Modelling Idiomatic Expressions in Abstract Meaning Representation
Proceedings of The Seventh International Workshop on Designing Meaning Representations (DMR 2026) @ LREC 2026
Abstract
Idiomatic expressions, a subclass of multiword expressions (MWE), pose persistent challenges for semantic parsing, as their meanings often diverge from the compositional semantics of their constituent words and depend strongly on contextual cues. While Abstract Meaning Representation (AMR) parsers aim to capture sentence-level semantics in a structured graph form, existing datasets provide limited coverage of idiomatic language, constraining their ability to model such expressions accurately. To address this gap, we extended a subset of the MAGPIE dataset by constructing a corpus of potentially idiomatic expressions (PIE) annotated with their corresponding AMR graphs.

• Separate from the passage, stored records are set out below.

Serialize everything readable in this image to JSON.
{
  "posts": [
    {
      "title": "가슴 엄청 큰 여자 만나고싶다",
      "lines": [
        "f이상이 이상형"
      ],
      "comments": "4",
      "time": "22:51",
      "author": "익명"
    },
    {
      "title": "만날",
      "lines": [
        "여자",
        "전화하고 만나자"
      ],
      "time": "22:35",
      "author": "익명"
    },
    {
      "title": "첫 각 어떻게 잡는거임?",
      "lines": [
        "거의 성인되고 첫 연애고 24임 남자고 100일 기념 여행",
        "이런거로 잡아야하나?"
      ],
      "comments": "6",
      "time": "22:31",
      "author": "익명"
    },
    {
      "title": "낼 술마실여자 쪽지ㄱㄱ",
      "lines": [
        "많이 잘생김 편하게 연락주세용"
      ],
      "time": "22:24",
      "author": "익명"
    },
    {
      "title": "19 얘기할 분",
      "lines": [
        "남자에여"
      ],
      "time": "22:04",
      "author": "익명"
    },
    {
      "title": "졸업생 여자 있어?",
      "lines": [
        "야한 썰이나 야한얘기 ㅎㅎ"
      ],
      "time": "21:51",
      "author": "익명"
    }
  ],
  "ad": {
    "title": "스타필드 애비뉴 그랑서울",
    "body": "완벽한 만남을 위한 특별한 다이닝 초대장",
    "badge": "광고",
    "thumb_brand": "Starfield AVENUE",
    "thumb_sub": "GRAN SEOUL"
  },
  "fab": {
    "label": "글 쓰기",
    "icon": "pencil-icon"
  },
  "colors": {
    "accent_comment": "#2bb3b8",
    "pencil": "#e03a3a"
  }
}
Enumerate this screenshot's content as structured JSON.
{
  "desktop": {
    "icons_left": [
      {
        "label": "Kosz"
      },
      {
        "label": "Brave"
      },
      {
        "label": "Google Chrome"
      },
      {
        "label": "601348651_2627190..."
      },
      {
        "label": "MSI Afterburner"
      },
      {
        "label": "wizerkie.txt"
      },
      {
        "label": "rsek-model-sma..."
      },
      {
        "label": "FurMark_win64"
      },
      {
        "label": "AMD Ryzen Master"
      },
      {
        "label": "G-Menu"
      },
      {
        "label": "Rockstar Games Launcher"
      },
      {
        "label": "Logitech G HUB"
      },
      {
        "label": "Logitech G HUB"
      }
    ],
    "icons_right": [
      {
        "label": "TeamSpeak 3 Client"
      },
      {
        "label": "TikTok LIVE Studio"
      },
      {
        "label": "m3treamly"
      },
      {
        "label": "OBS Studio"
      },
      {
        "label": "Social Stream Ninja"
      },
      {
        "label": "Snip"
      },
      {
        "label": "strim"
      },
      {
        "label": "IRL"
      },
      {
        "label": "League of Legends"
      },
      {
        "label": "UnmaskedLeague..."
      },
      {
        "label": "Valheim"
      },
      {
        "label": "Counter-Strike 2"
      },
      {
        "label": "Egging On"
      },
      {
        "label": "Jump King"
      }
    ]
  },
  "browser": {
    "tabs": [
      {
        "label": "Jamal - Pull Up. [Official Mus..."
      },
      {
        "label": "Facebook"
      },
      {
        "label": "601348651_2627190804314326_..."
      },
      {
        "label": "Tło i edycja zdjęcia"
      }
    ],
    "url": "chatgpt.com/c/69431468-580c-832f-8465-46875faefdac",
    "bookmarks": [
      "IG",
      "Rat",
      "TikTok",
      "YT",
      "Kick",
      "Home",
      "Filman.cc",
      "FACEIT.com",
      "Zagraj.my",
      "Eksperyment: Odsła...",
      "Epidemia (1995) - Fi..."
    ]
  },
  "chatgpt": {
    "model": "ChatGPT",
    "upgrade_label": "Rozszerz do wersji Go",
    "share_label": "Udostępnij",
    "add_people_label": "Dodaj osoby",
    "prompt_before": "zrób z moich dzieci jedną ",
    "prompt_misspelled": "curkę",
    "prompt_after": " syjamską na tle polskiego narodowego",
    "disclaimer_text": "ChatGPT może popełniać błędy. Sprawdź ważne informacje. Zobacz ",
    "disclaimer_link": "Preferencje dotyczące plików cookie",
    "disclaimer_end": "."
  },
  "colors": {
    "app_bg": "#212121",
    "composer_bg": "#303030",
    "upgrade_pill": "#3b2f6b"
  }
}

The dataset includes both naturally occurring and synthetically generated sentences, covering idioms in literal and idiomatic contexts. We fine-tune a state-of-the-art AMR parser on this dataset and evaluate its capacity to generate context-sensitive graphs that correctly reflect idiomatic versus literal interpretations. Our results show that standard parsers often capture only literal meanings of such expressions, while fine-tuning on our dataset improves alignment with the intended interpretations.